側近さえも理解不能。プーチン大統領の頭に「終戦」の二文字はあるのか?

Belgrade, Serbia - January 17, 2019 : Vladimir Putin, the President of Russian Federation in press conference at the Palace of Serbia after a working visit - Image
 

DDRの場で戦闘員や司令官が揃って吐露する心理

私が携わった紛争においても、戦闘員・部隊からの抵抗が強く、非常に苦労した経験がたくさんあります。

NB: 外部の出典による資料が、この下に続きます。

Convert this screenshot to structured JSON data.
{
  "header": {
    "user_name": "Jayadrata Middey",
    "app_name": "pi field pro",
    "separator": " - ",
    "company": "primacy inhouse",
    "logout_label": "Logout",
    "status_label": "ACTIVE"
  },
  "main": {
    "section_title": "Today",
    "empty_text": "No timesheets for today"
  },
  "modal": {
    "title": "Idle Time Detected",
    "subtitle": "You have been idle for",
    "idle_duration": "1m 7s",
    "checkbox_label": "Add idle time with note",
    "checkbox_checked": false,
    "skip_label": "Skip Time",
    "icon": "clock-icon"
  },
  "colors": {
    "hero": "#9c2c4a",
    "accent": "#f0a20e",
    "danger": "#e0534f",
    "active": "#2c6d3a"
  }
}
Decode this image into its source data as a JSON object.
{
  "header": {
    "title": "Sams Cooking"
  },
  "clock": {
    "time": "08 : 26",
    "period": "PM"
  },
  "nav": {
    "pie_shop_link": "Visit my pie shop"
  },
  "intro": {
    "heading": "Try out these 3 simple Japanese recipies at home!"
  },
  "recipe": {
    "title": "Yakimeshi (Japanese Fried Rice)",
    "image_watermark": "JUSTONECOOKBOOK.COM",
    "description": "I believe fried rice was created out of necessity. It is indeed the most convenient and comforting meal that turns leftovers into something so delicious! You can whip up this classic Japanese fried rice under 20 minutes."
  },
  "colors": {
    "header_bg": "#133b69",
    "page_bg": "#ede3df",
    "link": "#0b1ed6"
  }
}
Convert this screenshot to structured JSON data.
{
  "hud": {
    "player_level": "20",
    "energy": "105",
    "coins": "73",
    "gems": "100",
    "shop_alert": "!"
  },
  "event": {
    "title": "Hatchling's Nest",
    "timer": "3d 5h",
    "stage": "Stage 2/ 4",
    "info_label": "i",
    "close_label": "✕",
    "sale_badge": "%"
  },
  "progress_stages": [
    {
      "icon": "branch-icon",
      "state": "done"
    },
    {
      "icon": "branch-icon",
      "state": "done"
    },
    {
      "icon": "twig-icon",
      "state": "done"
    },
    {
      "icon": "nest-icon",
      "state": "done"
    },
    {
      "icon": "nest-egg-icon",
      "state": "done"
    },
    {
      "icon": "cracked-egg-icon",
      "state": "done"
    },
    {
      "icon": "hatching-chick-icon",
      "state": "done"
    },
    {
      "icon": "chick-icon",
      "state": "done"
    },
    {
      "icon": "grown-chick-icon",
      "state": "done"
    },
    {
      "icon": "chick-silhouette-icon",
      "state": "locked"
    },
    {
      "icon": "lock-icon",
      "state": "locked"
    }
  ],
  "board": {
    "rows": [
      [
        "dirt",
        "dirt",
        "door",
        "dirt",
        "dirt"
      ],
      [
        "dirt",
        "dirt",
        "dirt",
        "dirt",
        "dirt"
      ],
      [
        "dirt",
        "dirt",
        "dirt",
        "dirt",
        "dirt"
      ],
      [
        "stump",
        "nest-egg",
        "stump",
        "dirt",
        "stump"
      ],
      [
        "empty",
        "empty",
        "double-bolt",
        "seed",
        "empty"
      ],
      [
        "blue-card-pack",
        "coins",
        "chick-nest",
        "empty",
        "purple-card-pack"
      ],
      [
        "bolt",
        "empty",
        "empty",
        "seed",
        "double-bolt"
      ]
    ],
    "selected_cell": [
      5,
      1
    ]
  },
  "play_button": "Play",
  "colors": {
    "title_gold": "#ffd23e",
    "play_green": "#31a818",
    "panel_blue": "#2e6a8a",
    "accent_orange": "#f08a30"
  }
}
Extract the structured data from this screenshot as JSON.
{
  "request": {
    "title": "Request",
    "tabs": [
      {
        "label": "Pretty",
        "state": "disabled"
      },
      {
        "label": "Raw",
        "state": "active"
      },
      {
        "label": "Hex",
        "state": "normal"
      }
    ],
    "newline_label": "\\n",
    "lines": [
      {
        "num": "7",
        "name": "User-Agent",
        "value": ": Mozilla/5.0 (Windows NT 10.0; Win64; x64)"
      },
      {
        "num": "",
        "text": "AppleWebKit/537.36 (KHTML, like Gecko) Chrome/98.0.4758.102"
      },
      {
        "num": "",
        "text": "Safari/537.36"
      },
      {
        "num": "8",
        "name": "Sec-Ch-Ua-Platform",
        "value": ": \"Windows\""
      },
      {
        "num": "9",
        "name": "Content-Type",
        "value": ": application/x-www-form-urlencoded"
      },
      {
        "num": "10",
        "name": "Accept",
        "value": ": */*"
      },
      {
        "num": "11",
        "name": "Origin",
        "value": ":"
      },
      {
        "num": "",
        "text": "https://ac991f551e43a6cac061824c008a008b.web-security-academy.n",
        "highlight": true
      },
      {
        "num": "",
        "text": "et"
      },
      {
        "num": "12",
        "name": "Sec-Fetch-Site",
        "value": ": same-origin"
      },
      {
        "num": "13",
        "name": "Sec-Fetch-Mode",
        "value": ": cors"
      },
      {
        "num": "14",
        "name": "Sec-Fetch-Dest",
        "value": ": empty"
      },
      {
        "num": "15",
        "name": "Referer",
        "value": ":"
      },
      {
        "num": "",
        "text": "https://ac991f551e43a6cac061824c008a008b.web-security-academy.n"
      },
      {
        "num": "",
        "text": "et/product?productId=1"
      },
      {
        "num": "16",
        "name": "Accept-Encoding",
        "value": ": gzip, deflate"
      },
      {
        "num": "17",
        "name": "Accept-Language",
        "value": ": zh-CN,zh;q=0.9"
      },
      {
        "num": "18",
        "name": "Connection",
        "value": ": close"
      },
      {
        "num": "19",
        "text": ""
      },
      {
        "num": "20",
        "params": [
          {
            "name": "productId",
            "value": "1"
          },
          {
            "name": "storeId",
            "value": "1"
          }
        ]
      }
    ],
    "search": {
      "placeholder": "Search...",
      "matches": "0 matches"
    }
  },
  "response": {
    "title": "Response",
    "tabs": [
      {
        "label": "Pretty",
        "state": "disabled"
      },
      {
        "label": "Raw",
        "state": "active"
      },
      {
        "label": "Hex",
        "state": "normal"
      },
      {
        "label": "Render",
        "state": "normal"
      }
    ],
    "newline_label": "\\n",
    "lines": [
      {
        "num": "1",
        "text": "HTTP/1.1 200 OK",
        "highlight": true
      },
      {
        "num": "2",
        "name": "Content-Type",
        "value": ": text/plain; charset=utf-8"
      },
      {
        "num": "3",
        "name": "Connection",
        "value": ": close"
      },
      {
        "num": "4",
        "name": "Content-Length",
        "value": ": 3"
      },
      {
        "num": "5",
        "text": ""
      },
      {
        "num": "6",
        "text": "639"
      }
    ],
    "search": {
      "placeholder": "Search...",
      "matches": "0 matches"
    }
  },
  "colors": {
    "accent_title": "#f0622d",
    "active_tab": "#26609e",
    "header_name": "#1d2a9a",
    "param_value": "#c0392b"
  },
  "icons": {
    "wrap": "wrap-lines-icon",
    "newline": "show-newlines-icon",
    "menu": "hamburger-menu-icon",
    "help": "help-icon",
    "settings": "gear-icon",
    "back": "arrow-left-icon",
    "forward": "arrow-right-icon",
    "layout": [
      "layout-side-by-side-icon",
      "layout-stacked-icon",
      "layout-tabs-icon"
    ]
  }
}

実際に合意通りに武装解除が行われ、機関銃やライフルなどが山高く積み上げられている風景を見て「Disarmamentが進んだ」と喜ぶのは、実は時期尚早であることが多く、これまで手掛けてきた紛争とDDRの現場では、所持している土に埋めたり、家屋の屋根裏に隠したりして、“いざというとき”のためにキープされていることがあります。

なかなかDDの検証をするのは困難で、戦後復興の本丸と言えるR(社会復帰)段階まで持って行くには、かなりの時間と労力を必要とします。

DDRに従事した際にいろいろな戦闘員や司令官と話す機会を得ましたが、口をそろえて言うのは「これまで命を懸けて戦ってきた相手を信用するのは非常に困難であり、こちらが武装解除・動員解除を行った途端、皆殺しにあうのではないかとの不安感と恐怖が存在する。そのような中で恐怖心に駆られた心理を和らげ、武装解除を実行することは非常に難しいだろう」という心理です。

日本にとっての1945年8月の状況は、大本営は海軍・陸軍それぞれの強硬派とまず戦わなくてはならず、政府・軍として降伏を決断したにもかかわらず、現場の戦争部隊がその命令に従わず、戦闘を継続することがないように、時間をかけて説得必要があったようです。8月22日ぐらいまではアジア一帯でまだ散発的な戦闘が繰り広げられ、政治・外交的には戦闘は終わっていたにも拘らず、15日からの1週間で命を落とした兵士が多々いるという記録も残っています。

軍部内の強硬派に対する説得は、その後の統治を考えると重要だったとはいえ、そもそも戦争を執行した大本営が責任を取れず、また内部からの反発と報復を恐れるあまり、対応が遅れて無駄に兵士の生命が失われたことに対しては、怒りを覚えます。

しかし、同様の状況は、1991年の湾岸戦争、2011年のアフガニスタン侵攻(Global War on Terror)の幕引き、イラク戦争などでも見られ、戦争の勝ち負けの別なく、戦争の執行を決定するリーダー層の足掻きと優柔不断の結果、無駄に罪なき生命が奪われるというケースが相次いでいます。

ここまで書いてみて思い出すのは、私が紛争調停官として初めて関わったコソボのケースであり、並行してお手伝いしたボスニアヘルツェゴビナにおけるDDRのケースです。

相互不信が極限まで高まり、猜疑心で溢れた社会において、なかなか社会復帰(re-integration)は進まず、先日まで殺しあった相手と共に未来を築くことを拒絶する人たちに直面しました。

それは最近、携わったエチオピア情勢(ティグレイ紛争)でも顕著にみられ、かつてティグレイ族の下で国が統治されていた時代の恨みを、今、繁栄党(Prosperity Party)の旗の下に集った多民族の勢力が果たそうとするあまり、“ティグレイ族憎し”の空気が広まり、ティグレイ族に対する集団リンチが横行した結果、目を覆うような凄惨な状況が作り出されました。

アメリカ、ロシア、中国、アフリカ連合諸国などが関わって停戦の協議と、その後のDDRの交渉・仲介を行いましたが、結果は芳しくないと言わざるを得ません。

融和と停戦には程遠く、このケースでも降伏と終戦の見込みは立ちません。